The experienced ones can
Link to the original paper: https://arxiv.org/pdf/2502.12115
TL;DR:
They tested with programming tasks and manager's tasks.
The vast majority of tasks given require bugfixes.
Claude 3.5 Sonnet (the best performing LLM) passed 21.1% of programmer tasks and 47.0% of manager tasks.
The LLMs have a higher probability of passing the tests when they are given more attempts, but there's not a lot of data showing where the improvement tails off. (probably due to how expensive it is to run the tests)
Personally, I have other concerns:
- A human being asked to review repeated LLM attempts to resolve a problem is going to lead that human to review things less thoroughly after a few attempts and over time is going to let false positives slip through
- An LLM being asked to review repeated LLM attempts to resolve a problem is going to lead to the LLM convincing itself that it is correct with no regard for the reality of the situation.
- LLM use increases code churn in a code base
- Increased code churn is known to be bad the health of projects
Coding, especially the type mentioned in the article (building an app based on a specification)—is a highly complex task. It cannot be completed with a single prompt and an immediate, flawless result.
This is why even most software projects (built by humans) go through multiple iterations before they work perfectly.
We should consider a few things before asking, "Can AI code like humans?":
- How did AI learn to code?

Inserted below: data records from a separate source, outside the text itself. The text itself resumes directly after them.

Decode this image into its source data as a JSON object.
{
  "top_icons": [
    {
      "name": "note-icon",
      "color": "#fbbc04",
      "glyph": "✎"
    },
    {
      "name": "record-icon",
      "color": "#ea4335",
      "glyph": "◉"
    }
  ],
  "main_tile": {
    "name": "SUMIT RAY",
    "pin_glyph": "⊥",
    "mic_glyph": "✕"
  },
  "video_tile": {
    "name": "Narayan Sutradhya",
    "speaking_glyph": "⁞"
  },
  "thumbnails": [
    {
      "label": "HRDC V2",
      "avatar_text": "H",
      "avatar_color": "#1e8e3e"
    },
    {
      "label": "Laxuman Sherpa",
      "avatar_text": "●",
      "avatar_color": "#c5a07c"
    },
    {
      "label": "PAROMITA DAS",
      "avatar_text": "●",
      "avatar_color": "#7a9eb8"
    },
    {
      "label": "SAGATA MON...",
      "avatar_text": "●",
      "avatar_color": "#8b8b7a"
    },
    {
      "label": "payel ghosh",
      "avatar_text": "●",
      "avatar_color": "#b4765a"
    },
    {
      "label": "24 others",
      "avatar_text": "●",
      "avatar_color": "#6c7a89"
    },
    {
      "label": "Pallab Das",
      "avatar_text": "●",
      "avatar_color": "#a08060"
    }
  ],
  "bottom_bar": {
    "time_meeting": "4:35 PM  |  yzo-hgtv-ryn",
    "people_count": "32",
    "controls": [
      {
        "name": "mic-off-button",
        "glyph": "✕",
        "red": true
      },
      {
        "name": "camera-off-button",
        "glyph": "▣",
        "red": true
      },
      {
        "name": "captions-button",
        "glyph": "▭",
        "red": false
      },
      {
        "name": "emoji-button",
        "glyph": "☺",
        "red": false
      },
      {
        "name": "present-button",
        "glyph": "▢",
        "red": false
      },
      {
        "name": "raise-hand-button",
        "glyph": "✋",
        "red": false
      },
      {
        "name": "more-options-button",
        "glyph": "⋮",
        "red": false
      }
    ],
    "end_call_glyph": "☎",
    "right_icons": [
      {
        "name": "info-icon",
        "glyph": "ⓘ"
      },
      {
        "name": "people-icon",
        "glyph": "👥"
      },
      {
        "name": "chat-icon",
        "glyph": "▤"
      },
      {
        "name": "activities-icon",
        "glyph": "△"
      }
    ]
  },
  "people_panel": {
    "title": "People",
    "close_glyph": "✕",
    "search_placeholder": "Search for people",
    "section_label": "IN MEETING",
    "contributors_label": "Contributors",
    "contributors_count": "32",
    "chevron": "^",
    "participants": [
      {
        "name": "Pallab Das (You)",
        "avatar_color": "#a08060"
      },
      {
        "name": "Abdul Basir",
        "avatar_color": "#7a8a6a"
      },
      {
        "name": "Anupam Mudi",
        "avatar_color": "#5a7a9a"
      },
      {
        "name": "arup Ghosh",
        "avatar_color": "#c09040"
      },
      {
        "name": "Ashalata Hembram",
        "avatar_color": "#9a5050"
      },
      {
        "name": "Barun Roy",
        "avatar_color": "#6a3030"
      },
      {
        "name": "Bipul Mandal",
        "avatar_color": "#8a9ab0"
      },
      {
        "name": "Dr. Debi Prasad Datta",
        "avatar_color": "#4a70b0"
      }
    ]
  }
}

What structured curriculum was used?
- Did AI receive mentoring from an experienced senior who has solved real-life issues that the AI hasn't encountered yet?
- Did the AI learn through hands-on coding or just by reading Stack Overflow?
If we want to model AI as being on par with (or even superior to) human intelligence, don’t we at least need to consider how humans learn these complex skills?
Right now, it's akin to giving a human thousands of coding books to "read" and "understand," but offering no opportunity to test their programs on a computer. That’s essentially what's happening!
Without doing that, I don't think we'll ever be able to determine whether the limitation of current AI is due to its "low intelligence" or because it hasn’t been given a proper opportunity to learn.
LLMs can fundamentally only do something similar to learning in the training phase. So by the time you interact with it, it has learned all it can. The question we then care about is whether it has learned enough to be useful for problem X. There's no meaningful concept of "how intelligent" the system is beyond what it has learned, no abstract IQ test decoupled from base knowledge you could even conceive of.
>How did AI learn to code?
It didn't, it's just very good at copying already existing code and tweeking it a bit.
>Did AI receive mentoring from an experienced senior
It doesnt even comprehend what an experienced senior is, all it cares about is how frequently certain patterns occurred in certain circumstances.
>Did the AI learn through hands-on coding or just by reading Stack Overflow?
it "learnt" by collecting a large database of existing code, most of which is very low quality open source proofs of concept, then spits out the bits that are probably related to a question.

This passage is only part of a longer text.